Fewer students are studying liberal arts than they did a few decades ago. A recent study by the American Academy of Arts & Sciences, through its Humanities Indicators project, found that the number of bachelor’s degrees in the humanities that were earned in 2015, the last year for which there is data, was down nearly 10 percent from three years earlier.
The value of a liberal arts education has been debated over the course of this digital renaissance we find ourselves in. Some question an education that doesn’t explicitly provide training in hard job skills—such as a liberal arts degree—while others push back, noting that employers increasingly are seeking soft skills or the problem-solving and critical-thinking abilities that these majors bring to their jobs.
When we are surrounded by such rapid advances in science and technology, the study of fields like literature, art history and philosophy, can seem to some a waste of our collective time and talent. It is common to hear today, in the era of big data and STEM—science, technology, engineering and mathematics—that liberal arts degrees are relatively worthless.
What is someone with a degree in English literature going to do with it besides teach?

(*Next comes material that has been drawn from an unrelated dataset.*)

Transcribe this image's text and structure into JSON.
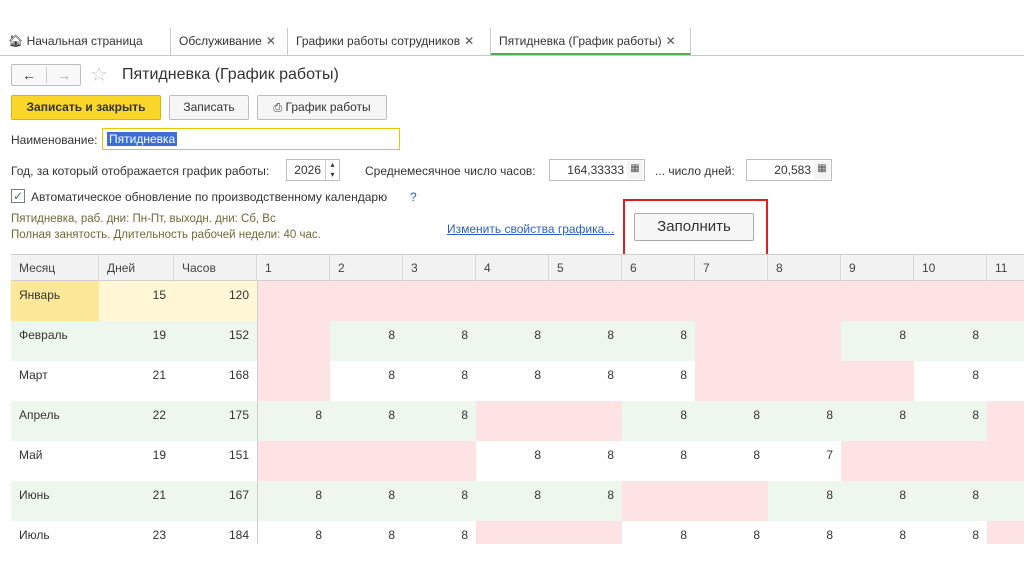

It’s understandable that art degrees don’t always provide an obvious trajectory from major to career, but there are still plenty of reasons why students should major in a liberal arts subject. Studying liberal arts is vital for the ways in which it teaches us how to be human. Art and design classes train students to find creative solutions to contemporary problems through visual awareness, problem solving and cultural understanding. History and philosophy classes teach us about our ancestors in hopes that we don’t repeat their mistakes and provide a framework of how the world and those who inhabit it live.
Criticism aimed at the humanities has only grown over the years, with some colleges across the country and even the current administration in Washington pondering the eradication of liberal arts degrees. Part of the problem is our culture. Aided by technology and dominated by data, we’ve come to value speed and instant answers over leisurely thought and complex questions. The instant gratification of Google has made us lazy, despite having the largest library humanity has ever known in the palm of our hands.
Liberal arts have always been full of marketable skills: communication, critical thinking and writing skills—they’ve just been terrible at marketing these assets, not only to employers, but to the very students acquiring them.
At first, I did not consider writing as an option when I first enrolled at UTEP, but I fell in love with my first college-level English and writing classes. It changed my life. That is what happens at college: you find a life-long passion, if it is offered.
The liberal arts emphasize essays over exams, discussion over lecture, creativity over memorization — all principles that have shaped the way I learn, communicate and do business. Liberal arts degrees not only offer knowledge, but cultivate habits of the mind that allow graduates to mature into successful, productive members of society, who can appreciate others, experience and embrace the notion of empathy and seek lifelong learning.
Having a liberal arts degree isn’t the hottest ticket in our tech-heavy world, but being amazing at what you do is. We don’t need to fit a narrative. We’re quite fine making progress, building things, having ideas, being real people with real achievements and ambitions and not cardboard cutouts.